Foreign reinsurers with triple-A ratings from two rating firms would not have to post collateral under a new Florida Office of Insurance Regulation published Friday. Florida and New York, in advance of action by the National Association of Insurance Commissioners, have been moving ahead with new rules to alter longstanding collateral requirements for reinsurers. Ed Domansky, a spokesman for the OIR, commented via e-mail that the next step in the process will be a state cabinet meeting on the proposed rule, for which no date has been set. In New York, Joe Fritsch, director of insurance accounting policy, said recently that his state insurance department had done an outreach to the industry concerning revisions in collateral requirements and had received a lot of responses. He said the responses have been reviewed and changes have been made to the proposed rule change, and that all industry responses will get an answer. He said the department hopes to have its regulation done by end of summer. The New York changes, he said, will be very consistent with the NAIC collateral reform.
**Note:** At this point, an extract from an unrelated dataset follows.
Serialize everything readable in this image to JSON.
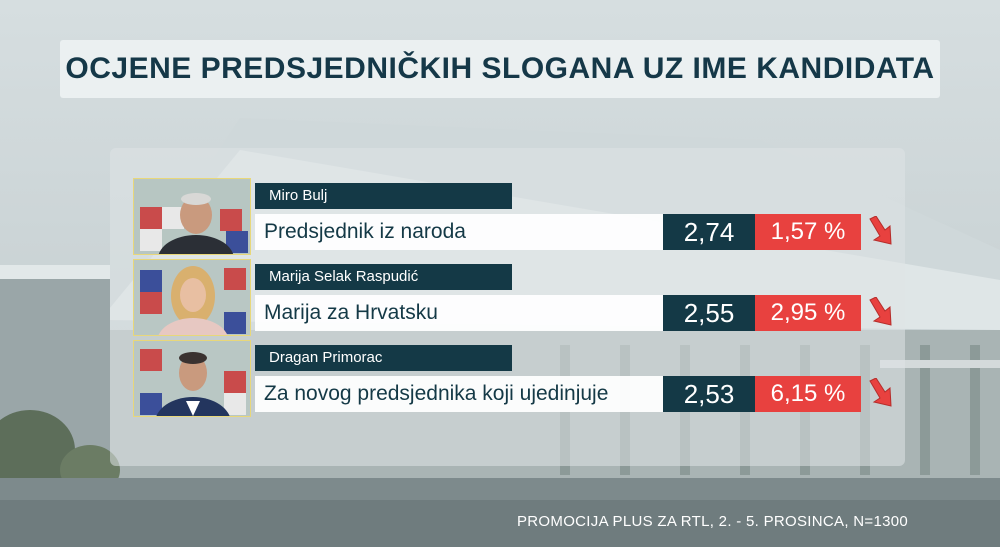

In Florida, the new rule would eliminate collateral requirements for reinsurers with surplus in excess of $100 million and a secure financial strength rating of triple-A from S&P, Moody’s, Fitch or A.M. Best. Reinsurers with less than a top rating would have to post collateral, with the percentage increasing for each notch they were rated below triple-A. The Florida rule would apply only to property-casualty insurance. Among other sections of the regulation is a requirement that reinsurers would have to:
- Document that they submit to the jurisdiction of U.S. courts.
- Have an agent for service of process in Florida.
- Agree to post 100 percent collateral for their Florida liabilities if the reinsurer resists enforcement of a valid and final judgment from a U.S. court.